In 2 Peter 1, the apostle describes the walk of the Christian. Though redeemed by Christ, and sustained with him in every way, verse four describes us as vulnerable to corruption due to sinful desire. In short, Peter says we have desires which are sinful. When we act on those desires, not only does it bring us harm, but it also creates trouble for our world. On the contrary, as we pursue what is good, we are protected "from being ineffective or unfruitful" (v. 8, ESV).
Why do we strive toward a moral standard? Why does the Christain try to act ethically? Certainly those are character qualities which God approves. But more importantly, holding a Christian morality allows us to be effective in the whole business of loving and serving our neighbor. That's how we care for others.
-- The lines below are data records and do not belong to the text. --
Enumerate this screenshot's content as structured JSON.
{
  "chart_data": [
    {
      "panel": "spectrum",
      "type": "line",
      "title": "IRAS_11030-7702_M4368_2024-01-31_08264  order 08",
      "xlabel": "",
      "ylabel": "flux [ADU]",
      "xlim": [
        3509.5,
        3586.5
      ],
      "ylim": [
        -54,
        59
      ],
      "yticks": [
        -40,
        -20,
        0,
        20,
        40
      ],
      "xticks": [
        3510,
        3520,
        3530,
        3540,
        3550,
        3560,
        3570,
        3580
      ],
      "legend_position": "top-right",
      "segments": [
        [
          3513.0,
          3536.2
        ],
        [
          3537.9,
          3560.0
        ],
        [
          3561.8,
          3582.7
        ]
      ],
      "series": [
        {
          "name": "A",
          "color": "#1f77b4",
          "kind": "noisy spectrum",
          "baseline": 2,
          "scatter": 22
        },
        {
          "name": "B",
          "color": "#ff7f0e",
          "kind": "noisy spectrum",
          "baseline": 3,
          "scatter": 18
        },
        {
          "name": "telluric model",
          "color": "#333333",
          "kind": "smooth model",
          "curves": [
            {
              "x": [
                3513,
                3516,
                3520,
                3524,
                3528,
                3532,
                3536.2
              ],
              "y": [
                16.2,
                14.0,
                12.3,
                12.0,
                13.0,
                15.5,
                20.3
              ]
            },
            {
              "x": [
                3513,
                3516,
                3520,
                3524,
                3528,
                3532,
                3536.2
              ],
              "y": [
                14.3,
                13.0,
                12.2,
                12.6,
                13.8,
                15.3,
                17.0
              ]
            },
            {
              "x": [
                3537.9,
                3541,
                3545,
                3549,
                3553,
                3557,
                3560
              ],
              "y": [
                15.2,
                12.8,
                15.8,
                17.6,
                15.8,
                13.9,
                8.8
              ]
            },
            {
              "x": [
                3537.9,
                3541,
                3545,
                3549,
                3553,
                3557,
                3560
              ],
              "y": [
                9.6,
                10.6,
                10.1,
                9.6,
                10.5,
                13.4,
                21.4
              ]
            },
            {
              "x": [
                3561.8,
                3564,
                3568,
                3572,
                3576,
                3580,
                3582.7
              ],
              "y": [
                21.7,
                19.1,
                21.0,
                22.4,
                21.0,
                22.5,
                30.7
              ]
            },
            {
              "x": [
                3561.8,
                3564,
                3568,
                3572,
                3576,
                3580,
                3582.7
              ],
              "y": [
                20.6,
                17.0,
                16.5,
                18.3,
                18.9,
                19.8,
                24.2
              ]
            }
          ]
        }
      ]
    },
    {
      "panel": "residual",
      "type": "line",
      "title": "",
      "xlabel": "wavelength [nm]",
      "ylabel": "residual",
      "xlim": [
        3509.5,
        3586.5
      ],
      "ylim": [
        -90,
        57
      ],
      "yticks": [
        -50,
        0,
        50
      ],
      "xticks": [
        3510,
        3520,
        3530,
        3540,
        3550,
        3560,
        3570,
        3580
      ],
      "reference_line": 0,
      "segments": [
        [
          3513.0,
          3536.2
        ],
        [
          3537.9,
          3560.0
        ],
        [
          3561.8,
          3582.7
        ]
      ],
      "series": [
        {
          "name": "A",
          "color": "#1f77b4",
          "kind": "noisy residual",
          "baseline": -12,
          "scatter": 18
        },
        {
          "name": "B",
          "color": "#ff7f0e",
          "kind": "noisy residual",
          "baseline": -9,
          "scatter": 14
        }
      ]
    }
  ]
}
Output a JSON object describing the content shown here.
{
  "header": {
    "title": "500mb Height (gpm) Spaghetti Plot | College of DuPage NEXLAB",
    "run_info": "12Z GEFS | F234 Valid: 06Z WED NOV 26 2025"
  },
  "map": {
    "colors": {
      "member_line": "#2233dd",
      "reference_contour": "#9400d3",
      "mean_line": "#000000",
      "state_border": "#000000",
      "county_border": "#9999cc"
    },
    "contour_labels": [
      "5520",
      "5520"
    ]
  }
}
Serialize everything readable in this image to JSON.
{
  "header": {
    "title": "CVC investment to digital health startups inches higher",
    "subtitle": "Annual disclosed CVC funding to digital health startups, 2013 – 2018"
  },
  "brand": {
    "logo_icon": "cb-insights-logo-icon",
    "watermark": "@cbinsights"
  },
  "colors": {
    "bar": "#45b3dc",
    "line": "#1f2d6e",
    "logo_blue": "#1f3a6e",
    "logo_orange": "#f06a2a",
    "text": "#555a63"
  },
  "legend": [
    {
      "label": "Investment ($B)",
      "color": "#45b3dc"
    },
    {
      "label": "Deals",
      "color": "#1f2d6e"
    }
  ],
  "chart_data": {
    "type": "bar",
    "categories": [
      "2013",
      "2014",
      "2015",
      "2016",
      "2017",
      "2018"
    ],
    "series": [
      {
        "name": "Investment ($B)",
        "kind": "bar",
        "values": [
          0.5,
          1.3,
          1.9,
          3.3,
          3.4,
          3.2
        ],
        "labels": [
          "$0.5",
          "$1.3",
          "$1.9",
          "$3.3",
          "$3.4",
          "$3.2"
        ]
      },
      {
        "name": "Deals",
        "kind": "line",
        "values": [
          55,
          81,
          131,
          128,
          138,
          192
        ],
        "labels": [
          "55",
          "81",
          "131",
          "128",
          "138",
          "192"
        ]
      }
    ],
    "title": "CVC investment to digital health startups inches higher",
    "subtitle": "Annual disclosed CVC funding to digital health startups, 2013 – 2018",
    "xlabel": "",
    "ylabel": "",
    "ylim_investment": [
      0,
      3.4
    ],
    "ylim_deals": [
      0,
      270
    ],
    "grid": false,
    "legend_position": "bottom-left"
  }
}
We are surrounded by a culture that thinks of Christianity as a moral or ethical code, and perhaps nothing more. I have this conversation regularly with people from non-Christian backgrounds, particularly followers of Islam. They want to tell me that in some essential ways Christianity and Islam are the same. They have a similar ethic, one that calls for dedication, giving to the poor, engaging in prayer, and living in some particular ways in the community. While there are some similarities, however, Christianity is no kind of a moral code. It is not an ethic. It is an application of faith that Jesus, God the Son, the perfectly sinless Lamb of God, has given himself into death so that all who believe on him may have life. That's not an ethic. It's trusting in God taking our place in death, then leading the way for us through his resurrection. It is a unique faith, not some sort of a moral code.
As we pursue what is good, we find we are free to exercise our faith in Christ as it applies to the good of our neighbor. This is Jesus' gracious work in us, and through us, for the good of our world. We want to be effective and fruitful.